«Ну, погоди… Ты и твой Иван», — со злобой, беззвучно шевеля губами, сказал прыщеватый владелец самородка.
Нина подняла голову. Веня отпрянул и, пригнувшись, помчался к своей избе, где ждал его грозный шеф.
Через час они были высоко в горах. Шли напрямик, меж камней. Снег, выпавший за день, подсвечивал путь.
Над головой, на отвесной скале — казалось, рукой можно было достать, — застыли «Черные идолы». Они подпирали низкие тяжелые облака, движение которых угадывалось в темноте.
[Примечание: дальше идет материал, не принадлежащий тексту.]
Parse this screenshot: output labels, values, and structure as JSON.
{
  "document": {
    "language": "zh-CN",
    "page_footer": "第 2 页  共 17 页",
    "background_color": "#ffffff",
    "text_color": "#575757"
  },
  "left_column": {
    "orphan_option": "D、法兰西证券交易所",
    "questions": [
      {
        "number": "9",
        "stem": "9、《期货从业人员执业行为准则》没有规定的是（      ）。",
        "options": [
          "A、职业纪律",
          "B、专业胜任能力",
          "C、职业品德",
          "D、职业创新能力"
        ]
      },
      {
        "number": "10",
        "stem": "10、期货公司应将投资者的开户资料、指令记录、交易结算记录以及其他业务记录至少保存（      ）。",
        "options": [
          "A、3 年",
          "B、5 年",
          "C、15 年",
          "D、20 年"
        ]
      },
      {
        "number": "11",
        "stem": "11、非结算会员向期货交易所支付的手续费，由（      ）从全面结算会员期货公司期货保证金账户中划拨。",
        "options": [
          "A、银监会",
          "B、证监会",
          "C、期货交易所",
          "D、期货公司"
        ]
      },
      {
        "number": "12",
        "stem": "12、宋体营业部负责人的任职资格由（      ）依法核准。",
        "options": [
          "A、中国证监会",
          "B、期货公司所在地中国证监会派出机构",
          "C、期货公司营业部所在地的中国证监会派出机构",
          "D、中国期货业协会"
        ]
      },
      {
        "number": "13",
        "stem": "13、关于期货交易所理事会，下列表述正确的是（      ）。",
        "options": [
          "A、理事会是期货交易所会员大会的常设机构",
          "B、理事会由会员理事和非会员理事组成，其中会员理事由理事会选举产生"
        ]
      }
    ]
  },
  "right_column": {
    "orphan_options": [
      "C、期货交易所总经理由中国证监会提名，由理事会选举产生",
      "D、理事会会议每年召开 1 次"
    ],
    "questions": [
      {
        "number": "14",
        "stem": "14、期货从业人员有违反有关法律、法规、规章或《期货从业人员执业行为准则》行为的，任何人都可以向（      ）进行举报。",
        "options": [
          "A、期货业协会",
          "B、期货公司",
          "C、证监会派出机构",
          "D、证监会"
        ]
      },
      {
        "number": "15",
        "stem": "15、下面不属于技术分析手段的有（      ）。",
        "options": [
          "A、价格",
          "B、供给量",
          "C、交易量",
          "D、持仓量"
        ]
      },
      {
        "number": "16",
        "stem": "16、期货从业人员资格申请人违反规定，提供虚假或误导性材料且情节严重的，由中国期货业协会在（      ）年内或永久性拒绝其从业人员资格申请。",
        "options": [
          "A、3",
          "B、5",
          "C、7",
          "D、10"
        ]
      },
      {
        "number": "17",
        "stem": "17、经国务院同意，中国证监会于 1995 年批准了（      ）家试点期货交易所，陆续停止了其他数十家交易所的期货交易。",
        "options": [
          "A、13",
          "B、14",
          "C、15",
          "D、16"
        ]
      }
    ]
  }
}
Лисков посмотрел на поселок, придавленный сибирской ночью. Маленьким желтым пятнышком горело окно. Черт бы вас подрал всех там, внизу!
Лисков ударил сапогом камень, лежавший на краю обрыва. Камень свалился вниз, и тотчас загудела осыпь.
— Ну, ты, без шума! — проворчал Эмик.
Они поднялись еще немного и перевалили через хребет.
Уже начало светать, когда Нина поднялась на гольцы и вышла к дороге. Внизу, как спичечные коробки, лежали дома. Даже остроконечные пирамиды терриконов, пестрые, в белых пятнах снега, казались игрушечными песчаными горками.
Ветер смел все следы со склона, засыпал их свежим снежком. Нина шла по дороге, вглядываясь в избитую колею.
Кто же все-таки те двое? Почему бежали из поселка? Девушке казалось: вот найдет их, и откроется загадка трагедии, и будут спасены старатели.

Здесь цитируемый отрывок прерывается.